Communities at Risk of Flooding
CBO examines the variation in current and future flood risk across communities with different economic and demographic characteristics.
Flooding is expected to increase in the future as the effects of climate change increase. In this report, the Congressional Budget Office examines how projected flood risk varies across communities with different economic and demographic characteristics in two multiyear projection periods, one centered on 2020 and the other centered on 2050.
In the 2020 projection period (generally capturing current conditions), the prevalence of flood risk is 9 percent—that is, 9 percent of properties face at least a 1 percent annual probability of experiencing a flood of a depth of roughly 1 foot or more, CBO estimates. A 1 percent annual probability is equivalent to having about a one-in-four chance of experiencing at least one such flood over a period of 30 years. In the 2050 projection period, 10 percent of properties face that risk. Projections of flood risk are uncertain, and CBO aims to provide projections that are in the middle of a range of possible outcomes.
By CBO’s estimates, flood risk varies with communities’ characteristics in the following ways:
- Median household income. In general, projected flood risk is more prevalent in communities in which median household income is lower. Communities in which the majority of householders are Hispanic or Latino are an exception: In such communities, flood risk tends to be less prevalent where median household income is lower. (A householder is a person in whose name a housing unit is owned or rented.)

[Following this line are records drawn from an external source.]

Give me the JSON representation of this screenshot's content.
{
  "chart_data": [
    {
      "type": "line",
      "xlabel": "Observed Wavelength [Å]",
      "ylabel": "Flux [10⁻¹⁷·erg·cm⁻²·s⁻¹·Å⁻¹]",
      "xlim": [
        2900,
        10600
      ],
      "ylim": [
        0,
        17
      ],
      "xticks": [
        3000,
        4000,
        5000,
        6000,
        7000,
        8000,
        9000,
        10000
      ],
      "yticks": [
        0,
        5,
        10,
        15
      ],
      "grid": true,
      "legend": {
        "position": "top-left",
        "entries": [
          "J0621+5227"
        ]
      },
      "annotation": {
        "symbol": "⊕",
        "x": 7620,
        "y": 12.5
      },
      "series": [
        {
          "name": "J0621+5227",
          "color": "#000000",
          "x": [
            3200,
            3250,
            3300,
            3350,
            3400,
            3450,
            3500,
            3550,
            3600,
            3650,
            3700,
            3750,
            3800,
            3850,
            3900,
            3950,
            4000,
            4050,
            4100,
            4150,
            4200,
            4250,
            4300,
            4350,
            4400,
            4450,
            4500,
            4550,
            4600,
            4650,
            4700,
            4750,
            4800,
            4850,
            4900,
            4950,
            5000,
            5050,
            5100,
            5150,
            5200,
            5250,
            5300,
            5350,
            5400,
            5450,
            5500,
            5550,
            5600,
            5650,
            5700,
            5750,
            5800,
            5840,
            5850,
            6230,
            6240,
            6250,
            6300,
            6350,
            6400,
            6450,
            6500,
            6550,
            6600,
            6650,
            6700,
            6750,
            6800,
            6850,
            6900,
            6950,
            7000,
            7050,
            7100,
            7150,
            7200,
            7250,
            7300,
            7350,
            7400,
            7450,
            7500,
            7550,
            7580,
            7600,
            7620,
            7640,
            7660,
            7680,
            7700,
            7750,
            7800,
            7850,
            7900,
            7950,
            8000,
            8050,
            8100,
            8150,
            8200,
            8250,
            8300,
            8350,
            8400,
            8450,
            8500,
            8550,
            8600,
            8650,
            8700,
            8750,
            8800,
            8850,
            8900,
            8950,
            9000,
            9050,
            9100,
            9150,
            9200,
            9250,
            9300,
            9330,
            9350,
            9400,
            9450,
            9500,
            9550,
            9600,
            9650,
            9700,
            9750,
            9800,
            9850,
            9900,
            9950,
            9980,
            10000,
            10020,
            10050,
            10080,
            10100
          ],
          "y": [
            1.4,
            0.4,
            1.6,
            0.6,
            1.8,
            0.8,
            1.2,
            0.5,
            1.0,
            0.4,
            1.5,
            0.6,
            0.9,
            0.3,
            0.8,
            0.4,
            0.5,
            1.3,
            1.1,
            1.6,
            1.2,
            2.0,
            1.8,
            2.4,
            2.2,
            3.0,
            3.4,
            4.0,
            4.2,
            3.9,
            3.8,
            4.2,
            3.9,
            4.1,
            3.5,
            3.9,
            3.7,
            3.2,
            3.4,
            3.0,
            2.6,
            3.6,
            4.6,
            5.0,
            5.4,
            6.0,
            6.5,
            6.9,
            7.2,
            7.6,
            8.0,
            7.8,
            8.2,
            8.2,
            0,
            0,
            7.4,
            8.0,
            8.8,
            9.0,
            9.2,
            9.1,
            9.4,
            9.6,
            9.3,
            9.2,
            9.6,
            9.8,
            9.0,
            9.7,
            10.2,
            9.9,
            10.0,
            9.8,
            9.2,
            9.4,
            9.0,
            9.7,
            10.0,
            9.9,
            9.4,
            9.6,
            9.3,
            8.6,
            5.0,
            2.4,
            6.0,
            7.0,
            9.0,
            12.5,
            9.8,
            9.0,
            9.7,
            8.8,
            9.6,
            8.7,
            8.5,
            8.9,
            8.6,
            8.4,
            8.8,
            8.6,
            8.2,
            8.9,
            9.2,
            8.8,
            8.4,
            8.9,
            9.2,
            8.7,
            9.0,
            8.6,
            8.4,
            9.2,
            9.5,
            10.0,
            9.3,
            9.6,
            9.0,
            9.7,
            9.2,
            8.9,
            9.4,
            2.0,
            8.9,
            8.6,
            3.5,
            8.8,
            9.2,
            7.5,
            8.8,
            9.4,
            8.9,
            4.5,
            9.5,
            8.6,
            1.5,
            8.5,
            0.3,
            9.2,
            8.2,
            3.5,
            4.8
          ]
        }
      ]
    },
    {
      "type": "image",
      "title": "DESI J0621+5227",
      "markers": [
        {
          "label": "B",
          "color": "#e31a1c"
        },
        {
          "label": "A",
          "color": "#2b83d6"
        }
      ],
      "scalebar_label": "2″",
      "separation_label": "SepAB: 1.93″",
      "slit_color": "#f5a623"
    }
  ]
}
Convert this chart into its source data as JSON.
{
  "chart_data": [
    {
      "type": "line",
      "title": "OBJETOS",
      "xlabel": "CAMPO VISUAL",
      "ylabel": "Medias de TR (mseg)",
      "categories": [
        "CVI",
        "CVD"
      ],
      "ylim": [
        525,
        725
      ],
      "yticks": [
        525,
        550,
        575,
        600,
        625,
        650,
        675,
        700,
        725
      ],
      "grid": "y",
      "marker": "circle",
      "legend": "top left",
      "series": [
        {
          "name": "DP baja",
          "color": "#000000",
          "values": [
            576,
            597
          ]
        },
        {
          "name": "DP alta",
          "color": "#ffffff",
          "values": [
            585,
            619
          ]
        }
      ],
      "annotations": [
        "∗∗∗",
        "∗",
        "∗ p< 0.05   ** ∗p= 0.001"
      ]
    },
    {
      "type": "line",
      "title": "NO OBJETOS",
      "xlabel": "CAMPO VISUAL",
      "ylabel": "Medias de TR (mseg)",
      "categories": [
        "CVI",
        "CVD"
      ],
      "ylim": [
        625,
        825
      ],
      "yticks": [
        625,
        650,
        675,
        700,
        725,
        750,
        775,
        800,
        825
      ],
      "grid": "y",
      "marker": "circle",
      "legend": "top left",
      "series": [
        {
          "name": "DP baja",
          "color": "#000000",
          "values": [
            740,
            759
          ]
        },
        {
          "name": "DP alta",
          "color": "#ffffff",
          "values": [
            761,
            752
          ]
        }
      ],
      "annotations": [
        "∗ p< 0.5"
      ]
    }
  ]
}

- Race. Risk is more prevalent in communities with a greater share of White householders, but communities in which most householders are Black (except for those in which the median household income is high) face the largest increases in flood risk from 2020 to 2050.
- Ethnicity. The percentage of properties exposed to flood risk is generally smaller in communities with a greater share of householders who are Hispanic or Latino.
- Type of residence. Flood risk is much more prevalent in communities in which the majority of the dwellings are secondary residences than it is in communities in which most dwellings are primary residences. The difference is larger in coastal areas than in inland areas. In communities with a greater share of renters, projected flood risk is less prevalent.
- Composition of household. In communities in which a greater share of households include someone age 65 or older, projected flood risk is more prevalent. Projected risk is less prevalent in communities with a greater share of households with children.
- Geographic location. The percentage of properties exposed to flood risk in coastal communities is more than twice that in inland communities, and coastal communities are projected to have greater increases in risk from 2020 to 2050. Of all the communities CBO analyzed, coastal communities in which the majority of dwellings are secondary residences have the highest percentage of properties exposed to flood risk.
Because of the nature of the available data, this report cannot identify causes of those variations across communities’ characteristics. Those causes may be complex and multifaceted because they involve questions of where people settle and why, and where governments invest in adaptive infrastructure and why.